Life assurers’ recurring-premium investment products - mainly endowment policies - showed sharp growth in 2016, probably as a result of a high demand for tax-free savings products, according to the industry body, the Association for Savings & Investment SA (Asisa).

South African life assurers reported growth of 38 percent in recurring-premium savings business for last year. This business consists almost exclusively of endowment policies, which allow you to save monthly for a fixed term. The 2016 life industry statistics released recently by Asisa show that consumers bought 775 956 of these policies last year, compared with 560 717 in 2015.
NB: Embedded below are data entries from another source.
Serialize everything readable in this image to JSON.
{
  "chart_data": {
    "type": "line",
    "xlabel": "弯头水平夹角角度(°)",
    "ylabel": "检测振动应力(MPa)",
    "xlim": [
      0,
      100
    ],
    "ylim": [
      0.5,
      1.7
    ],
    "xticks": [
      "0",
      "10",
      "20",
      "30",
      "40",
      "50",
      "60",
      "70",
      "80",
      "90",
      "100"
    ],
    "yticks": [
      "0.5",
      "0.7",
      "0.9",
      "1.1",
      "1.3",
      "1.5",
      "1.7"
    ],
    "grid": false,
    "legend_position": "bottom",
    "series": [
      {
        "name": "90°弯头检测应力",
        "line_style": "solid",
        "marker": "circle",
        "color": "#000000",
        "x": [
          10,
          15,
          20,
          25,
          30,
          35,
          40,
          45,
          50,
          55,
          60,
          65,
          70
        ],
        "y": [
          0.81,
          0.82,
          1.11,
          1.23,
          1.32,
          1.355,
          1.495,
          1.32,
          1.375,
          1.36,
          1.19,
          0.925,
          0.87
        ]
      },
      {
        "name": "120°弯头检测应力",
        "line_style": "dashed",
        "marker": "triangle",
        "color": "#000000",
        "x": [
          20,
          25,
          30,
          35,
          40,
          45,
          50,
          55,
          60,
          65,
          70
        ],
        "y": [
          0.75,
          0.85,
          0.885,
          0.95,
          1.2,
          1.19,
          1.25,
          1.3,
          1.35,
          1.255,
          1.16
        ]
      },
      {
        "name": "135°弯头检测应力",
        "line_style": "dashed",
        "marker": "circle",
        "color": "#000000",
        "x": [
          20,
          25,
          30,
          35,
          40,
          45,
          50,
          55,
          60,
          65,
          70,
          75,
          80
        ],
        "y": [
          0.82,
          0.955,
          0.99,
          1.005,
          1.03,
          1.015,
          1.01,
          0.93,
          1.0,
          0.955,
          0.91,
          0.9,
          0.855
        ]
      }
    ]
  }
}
Hennie de Villiers, the deputy chair of Asisa’s life and risk board committee, says the increase was probably driven by consumer demand for the tax-free savings products launched in March 2015. These products were introduced by the government to encourage you to put additional money away for long-term goals, such as retirement, and come in three forms: recurring-premium endowment policies offered by life assurers, collective investment scheme products and bank savings accounts. As of March this year, you are allowed to deposit a maximum of R33 000 a year into tax-free accounts until you reach the lifetime maximum contribution of R500 000. The money in the account is free from tax on interest, capital gains and dividends.

De Villiers says another year of tough economic conditions for consumers resulted in slow growth for the other savings and investment products in the life assurance space: retirement annuities and living and guaranteed annuities.

 “In 2016, both recurring and single-premium retirement annuity business slowed. We also noticed a suppressed take-up of living and compulsory annuities, which could partly be due to the increase in the de minimis threshold in March last year,” he says.  

In terms of the “de minimis” rule, retirement fund members may, on retirement, take their savings in full, tax-free, if the amount is below R247 500.  Before the increase in March2016, the threshold was R75 000.